In 2000, on a night off from the Fairfax Olympic desk, I went to Homebush, as a paying customer, to watch Cathy Freeman win the 400m. It's still the most exhilarating experience I've ever shared with more than one person at a time. And I'm grateful now I got to watch it, feel it and understand and process it my own way, without a Twitter addiction.

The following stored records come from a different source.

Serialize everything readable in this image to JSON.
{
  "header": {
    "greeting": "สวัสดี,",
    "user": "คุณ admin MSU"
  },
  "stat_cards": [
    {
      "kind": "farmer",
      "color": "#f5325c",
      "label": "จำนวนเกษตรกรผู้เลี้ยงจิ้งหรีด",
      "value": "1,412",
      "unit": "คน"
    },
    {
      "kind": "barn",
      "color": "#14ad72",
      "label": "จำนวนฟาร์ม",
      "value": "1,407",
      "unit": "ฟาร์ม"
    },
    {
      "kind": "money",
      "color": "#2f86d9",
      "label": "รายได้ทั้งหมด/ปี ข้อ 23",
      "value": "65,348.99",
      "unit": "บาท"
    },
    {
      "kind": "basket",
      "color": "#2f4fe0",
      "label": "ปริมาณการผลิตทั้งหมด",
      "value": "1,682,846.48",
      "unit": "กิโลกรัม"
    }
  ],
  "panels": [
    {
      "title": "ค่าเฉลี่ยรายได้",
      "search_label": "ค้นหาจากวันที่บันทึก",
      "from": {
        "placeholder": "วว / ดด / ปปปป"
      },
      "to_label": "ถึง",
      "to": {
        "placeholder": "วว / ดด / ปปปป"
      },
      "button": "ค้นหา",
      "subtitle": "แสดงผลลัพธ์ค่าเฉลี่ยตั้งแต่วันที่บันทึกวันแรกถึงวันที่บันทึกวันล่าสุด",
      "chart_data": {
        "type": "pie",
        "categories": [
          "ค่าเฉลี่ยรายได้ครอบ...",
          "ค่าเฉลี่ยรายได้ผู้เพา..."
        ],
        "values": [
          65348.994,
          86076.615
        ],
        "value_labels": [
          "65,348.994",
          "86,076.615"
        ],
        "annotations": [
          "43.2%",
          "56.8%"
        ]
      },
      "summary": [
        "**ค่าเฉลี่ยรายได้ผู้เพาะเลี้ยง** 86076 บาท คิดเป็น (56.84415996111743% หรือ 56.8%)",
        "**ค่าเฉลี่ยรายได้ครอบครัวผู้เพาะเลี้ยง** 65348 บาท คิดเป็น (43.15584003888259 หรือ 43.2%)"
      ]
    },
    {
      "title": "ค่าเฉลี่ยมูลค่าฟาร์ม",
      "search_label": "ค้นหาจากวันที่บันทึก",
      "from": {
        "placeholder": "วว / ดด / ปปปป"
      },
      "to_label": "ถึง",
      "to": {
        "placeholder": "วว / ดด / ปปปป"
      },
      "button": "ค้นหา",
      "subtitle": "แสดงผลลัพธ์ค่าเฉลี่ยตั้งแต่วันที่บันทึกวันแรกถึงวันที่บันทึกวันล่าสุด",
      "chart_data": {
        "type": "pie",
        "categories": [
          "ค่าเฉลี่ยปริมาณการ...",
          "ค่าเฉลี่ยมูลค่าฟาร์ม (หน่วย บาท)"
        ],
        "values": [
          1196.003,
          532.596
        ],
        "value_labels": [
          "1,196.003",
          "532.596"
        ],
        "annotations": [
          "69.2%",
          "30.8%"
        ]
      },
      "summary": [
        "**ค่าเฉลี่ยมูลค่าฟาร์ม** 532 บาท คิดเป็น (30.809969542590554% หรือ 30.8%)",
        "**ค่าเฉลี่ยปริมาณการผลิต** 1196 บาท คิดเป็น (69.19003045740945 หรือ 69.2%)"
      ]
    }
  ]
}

Twenty years ago in Mount Smart Stadium Grant Forster could never had envisaged Google or Twitter. The man who was briefly him wonders what is coming in the next 20.

Friday, July 9, 2010

Blunt friends, dead friends

Went to dinner last night and the boys were all talking World Cup, of course, having a great laugh. "You didn't have a good time did you?" came a question from the more sensitive end of the table... It wasn't the experience of Germany, work and the circumstances of Africa saw to that, but I wondered why she had had asked. "Your blog wasn't funny like last time." Reality check. And she is right.
Germany led itself to more humour. It was hard finding laughs in South Africa, where you pay someone to "look after" your car in a car park in broad daylight. Where there is obvious unending poverty around the next bend, or behind the next clump of burning bush. Where people are getting ripped off, or shot, by their own... Or you are being warned about holding a phone while walking down a nice middle class street in a country town the size of Ipswich. Where the humour of crowds and the songs that set them apart is nullified with a long loud drone.
Oh, there I go again...
The 2010 World Cup is funnier from back here. I've been on local radio a few times in the past two weeks reflecting on the latest games and stories. The Octopus is much funnier from here. Tim Cahill is much more heroic.
Tumbleweeds have been blowing through the blog. I remember four years ago, we came home and kept right on joking. We bought Harry Kewell's used drink bottle in an eBay auction. Bloody eBay, it never did turn up (nor did I ever send the 1 euro, I guess). We joked right on about Ashley Cole and ZZ blowing his top and headbutting Materazzi.
This time it was -  I guess because I'm in the middle of a 5000 words tournament wrap and a 160 page magazine IS - work.
The find memories this time will be all about the game. And Bob.
Two weeks ago I was at South Africa v Uruguay and my laptop presented me with the 'blue screen of death" just as I was coming to the end of a Diego Forlan story. It wouldn't restart so the boss of AP's coverage at the game, Bob Millward, sat patiently while I tapped it all out again on his machine, well after midnight.
Today I found out, from Twitter, that Bob died of a heart attack in his hotel room after the semifinal two days ago. I've known him 15 years but only worked with him a few times. Died alone in a hotel room working at the World Cup. There's nothing funny in that.